Derrière l’assistant vocal d’Apple, utilisé par des centaines de millions de personnes, se trouve un ingénieur qui partage son temps entre Mont-sur-Rolle et San Francisco. Une double vie qui lui permet de «garder les pieds sur terre».

Les propriétaires d’un iPhone l’utilisent au moins une fois par jour, quand ce n’est pas plusieurs fois par heure. Pour s’enquérir de la météo pour le lendemain, pour fixer un rendez-vous dans son agenda, pour envoyer un SMS à un ami. Siri, l’assistant personnel intelligent d’Apple, est même depuis peu capable de suggérer, en fonction de l’heure et de l’endroit, d’envoyer un message à tel contact ou d’ouvrir telle ou telle application. Et derrière Siri, utilisé par des centaines de millions de personnes, se trouve un ingénieur Suisse: Didier Guzzoni.

Didier Guzzoni

Queue de cheval, grand sourire et débit de parole rapide, l’homme parle avec enthousiasme de l’aventure qui l’a mené à travailler pour Apple. Rencontré récemment à Lausanne, Didier Guzzoni est venu en voisin, ou presque, car il habite à Mont-sur-Rolle. Ce qui ne l’empêche de loin pas de continuer à développer Siri: il prend régulièrement l’avion pour San Francisco, pour des séjours de travail dans la Silicon Valley.
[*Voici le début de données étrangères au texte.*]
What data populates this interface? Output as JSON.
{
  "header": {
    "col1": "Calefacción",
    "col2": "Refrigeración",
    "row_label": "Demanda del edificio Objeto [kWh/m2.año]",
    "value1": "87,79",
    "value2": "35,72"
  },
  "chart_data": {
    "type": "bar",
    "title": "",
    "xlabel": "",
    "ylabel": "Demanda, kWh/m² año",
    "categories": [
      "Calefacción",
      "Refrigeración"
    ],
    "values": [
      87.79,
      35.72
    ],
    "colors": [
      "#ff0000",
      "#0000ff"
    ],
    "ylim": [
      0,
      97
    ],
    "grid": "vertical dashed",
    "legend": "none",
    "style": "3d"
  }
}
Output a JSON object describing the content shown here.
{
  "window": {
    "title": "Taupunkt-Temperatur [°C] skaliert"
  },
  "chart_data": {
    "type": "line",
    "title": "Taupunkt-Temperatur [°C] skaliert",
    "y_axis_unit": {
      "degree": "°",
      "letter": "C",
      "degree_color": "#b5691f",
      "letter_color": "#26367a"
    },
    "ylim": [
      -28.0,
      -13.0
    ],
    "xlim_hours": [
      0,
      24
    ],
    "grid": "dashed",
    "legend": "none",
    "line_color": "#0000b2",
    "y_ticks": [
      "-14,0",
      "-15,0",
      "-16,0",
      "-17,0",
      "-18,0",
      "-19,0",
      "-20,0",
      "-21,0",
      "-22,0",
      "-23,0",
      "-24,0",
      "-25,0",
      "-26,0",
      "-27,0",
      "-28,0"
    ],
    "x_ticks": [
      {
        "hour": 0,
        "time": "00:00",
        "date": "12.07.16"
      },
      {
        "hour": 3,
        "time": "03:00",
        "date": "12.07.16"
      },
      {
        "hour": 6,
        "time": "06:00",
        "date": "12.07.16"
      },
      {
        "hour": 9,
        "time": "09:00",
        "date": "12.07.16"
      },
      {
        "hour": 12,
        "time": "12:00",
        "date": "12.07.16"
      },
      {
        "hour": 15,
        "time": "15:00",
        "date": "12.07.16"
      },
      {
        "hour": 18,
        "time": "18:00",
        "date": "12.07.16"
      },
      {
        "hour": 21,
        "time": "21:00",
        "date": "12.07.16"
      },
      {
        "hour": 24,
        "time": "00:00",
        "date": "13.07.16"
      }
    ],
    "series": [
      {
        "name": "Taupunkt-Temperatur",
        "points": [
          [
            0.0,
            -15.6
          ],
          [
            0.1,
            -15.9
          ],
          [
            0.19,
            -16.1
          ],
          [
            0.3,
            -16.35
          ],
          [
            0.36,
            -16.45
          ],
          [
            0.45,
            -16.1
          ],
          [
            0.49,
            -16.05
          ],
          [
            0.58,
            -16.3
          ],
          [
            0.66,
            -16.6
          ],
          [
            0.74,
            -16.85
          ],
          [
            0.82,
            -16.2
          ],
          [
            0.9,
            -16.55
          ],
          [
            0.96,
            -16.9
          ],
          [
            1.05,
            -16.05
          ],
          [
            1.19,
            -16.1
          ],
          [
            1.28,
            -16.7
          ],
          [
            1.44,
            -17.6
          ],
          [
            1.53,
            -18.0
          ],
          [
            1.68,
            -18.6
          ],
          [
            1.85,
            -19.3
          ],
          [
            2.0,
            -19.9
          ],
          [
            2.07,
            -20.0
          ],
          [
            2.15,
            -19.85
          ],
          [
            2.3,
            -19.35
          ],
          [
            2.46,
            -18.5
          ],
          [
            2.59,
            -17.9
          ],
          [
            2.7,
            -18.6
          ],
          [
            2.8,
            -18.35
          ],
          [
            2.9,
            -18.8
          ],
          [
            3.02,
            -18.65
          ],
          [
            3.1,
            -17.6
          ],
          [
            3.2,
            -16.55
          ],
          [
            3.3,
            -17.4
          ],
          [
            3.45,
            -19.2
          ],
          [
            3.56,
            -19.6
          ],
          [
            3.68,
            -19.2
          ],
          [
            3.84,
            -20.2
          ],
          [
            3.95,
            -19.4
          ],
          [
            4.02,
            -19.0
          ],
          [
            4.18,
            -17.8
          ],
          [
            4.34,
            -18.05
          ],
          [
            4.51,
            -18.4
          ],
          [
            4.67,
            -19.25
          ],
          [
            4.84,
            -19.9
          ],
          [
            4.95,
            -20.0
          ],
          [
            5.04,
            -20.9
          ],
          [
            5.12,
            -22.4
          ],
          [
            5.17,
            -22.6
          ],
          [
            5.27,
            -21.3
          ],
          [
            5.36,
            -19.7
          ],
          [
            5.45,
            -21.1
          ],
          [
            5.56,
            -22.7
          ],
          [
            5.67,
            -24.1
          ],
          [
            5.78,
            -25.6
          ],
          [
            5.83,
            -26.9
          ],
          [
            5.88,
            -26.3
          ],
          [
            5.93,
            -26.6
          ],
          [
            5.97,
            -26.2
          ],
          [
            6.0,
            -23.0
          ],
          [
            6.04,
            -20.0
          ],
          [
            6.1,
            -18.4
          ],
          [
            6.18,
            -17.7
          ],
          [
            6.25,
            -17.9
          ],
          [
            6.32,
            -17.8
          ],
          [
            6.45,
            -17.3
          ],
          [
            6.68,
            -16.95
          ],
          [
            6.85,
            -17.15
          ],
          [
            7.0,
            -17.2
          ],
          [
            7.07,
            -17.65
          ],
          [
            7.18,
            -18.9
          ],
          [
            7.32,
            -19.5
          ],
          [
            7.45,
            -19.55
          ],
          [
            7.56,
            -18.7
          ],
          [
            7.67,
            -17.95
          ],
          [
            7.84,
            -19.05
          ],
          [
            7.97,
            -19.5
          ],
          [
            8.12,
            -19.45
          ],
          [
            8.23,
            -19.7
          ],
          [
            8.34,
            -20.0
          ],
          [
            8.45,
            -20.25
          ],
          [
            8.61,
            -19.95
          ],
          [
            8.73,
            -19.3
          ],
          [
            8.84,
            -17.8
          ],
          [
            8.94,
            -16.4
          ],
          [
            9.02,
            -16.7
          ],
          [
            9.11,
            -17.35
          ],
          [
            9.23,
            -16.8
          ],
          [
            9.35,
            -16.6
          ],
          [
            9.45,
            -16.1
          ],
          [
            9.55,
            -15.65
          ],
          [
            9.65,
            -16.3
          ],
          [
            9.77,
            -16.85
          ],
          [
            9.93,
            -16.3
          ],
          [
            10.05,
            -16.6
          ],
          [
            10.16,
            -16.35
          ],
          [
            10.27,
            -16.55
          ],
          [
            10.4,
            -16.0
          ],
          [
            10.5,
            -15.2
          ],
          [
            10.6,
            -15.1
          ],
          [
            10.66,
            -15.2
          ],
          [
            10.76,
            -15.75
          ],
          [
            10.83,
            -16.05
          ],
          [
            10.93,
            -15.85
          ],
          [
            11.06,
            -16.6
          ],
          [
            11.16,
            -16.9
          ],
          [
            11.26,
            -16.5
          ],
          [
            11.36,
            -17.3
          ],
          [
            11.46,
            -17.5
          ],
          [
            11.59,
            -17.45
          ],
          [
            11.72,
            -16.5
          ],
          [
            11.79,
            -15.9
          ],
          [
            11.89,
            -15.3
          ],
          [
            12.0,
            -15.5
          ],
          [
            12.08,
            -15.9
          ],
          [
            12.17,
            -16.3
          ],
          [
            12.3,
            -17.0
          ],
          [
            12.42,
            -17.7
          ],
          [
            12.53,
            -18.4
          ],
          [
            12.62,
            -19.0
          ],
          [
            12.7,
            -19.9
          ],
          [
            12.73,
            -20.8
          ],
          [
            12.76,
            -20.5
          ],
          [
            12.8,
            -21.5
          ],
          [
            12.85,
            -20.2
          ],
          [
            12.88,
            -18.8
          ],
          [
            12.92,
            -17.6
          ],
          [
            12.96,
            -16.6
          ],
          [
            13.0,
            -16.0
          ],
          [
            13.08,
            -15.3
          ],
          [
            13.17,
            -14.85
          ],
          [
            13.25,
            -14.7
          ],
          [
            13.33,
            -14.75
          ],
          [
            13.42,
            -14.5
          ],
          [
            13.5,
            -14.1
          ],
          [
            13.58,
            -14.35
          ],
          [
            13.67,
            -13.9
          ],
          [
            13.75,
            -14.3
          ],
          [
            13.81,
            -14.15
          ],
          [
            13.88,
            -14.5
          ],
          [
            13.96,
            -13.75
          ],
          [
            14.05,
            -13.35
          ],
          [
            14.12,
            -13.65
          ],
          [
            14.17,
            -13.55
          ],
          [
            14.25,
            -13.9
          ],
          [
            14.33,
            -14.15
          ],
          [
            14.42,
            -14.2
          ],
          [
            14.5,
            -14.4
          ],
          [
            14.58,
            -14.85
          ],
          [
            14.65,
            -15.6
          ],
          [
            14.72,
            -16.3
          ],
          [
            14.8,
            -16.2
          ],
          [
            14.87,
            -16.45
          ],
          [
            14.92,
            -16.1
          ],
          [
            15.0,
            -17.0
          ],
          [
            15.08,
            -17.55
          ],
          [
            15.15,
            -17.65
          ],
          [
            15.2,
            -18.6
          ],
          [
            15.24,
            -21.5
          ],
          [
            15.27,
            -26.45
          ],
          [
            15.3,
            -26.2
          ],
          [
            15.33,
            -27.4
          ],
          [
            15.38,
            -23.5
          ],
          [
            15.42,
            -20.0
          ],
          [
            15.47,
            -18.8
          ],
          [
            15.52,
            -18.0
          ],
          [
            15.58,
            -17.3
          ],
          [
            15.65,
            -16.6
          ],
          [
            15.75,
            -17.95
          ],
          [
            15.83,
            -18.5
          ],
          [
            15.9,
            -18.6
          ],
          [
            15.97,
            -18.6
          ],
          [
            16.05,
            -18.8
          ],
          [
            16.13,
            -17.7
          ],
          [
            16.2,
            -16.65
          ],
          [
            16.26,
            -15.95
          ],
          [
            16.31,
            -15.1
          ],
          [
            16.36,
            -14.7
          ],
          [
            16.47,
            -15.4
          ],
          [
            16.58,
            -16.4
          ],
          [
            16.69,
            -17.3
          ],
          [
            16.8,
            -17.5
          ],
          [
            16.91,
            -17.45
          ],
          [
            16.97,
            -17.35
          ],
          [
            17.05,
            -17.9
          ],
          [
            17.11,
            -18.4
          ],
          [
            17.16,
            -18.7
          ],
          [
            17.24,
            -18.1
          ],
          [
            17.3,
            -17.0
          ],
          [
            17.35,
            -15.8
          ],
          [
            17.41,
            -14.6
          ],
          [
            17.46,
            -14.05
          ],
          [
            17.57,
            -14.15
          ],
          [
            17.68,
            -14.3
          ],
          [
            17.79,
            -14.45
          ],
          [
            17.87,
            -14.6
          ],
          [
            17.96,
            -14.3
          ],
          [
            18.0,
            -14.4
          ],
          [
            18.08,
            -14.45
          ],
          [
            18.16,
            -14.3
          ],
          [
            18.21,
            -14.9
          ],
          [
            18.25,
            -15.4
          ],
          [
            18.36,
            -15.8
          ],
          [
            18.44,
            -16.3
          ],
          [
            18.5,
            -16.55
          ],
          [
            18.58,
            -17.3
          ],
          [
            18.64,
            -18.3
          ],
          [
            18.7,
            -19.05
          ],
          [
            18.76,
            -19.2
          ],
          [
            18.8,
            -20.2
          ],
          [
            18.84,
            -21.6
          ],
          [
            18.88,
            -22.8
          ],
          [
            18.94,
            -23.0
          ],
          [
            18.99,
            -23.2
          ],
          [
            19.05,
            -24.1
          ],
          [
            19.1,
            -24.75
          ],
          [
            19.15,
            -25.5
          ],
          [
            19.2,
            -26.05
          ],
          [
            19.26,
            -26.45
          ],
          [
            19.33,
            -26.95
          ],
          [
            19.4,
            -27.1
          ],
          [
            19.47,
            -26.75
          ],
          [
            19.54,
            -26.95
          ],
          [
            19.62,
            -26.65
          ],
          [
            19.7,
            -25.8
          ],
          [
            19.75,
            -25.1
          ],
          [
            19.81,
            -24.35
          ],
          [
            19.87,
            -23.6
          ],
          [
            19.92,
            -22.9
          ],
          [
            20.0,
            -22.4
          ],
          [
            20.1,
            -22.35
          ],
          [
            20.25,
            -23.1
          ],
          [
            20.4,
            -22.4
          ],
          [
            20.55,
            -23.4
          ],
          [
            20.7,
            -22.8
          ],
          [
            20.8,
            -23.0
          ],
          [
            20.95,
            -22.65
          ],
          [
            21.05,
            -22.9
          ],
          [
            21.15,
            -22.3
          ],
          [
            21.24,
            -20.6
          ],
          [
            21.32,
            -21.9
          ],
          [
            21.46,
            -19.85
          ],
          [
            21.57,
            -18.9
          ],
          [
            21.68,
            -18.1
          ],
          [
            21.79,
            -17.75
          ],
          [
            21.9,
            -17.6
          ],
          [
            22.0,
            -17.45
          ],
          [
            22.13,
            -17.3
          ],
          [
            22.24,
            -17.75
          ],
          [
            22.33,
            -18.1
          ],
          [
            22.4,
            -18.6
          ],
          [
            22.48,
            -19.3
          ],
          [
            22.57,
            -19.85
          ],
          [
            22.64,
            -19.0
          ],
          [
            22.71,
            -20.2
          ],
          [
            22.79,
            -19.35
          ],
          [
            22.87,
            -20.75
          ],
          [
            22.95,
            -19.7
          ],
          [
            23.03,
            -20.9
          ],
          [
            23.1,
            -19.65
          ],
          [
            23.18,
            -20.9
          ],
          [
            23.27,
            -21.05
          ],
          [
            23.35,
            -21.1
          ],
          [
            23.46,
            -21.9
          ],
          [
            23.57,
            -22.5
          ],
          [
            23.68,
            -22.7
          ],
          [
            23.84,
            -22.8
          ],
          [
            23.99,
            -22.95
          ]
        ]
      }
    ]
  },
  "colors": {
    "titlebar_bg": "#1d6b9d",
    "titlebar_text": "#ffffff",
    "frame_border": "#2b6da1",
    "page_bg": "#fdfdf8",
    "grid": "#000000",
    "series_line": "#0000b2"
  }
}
Offre impossible à refuser

Didier Guzzoni mène ainsi une double vie, entre La Côte vaudoise et la Californie. Son aventure aux Etats-Unis démarre en 1995. Ses études en computer science achevées à l’EPFL, il part effectuer un stage de trois mois à l’institut de recherche SRI International, basé à Menlo Park. «Impossible de refuser une telle offre: j’avais 25 ans, j’étais célibataire et j’ai pu travailler, au SRI, à des projets mêlant des robots et de la reconnaissance vocale», se souvient-il. A la fin des années 90, avant que la bulle internet n’éclate, la Silicon Valley est en effervescence. «Je me souviens que des recruteurs appelaient des numéros au hasard au centre de recherche, nous demandaient si nous savions programmer avec le langage Java et quel était notre salaire: très vite, mon chef et deux collègues ont été débauchés pour travailler dans des start-up.»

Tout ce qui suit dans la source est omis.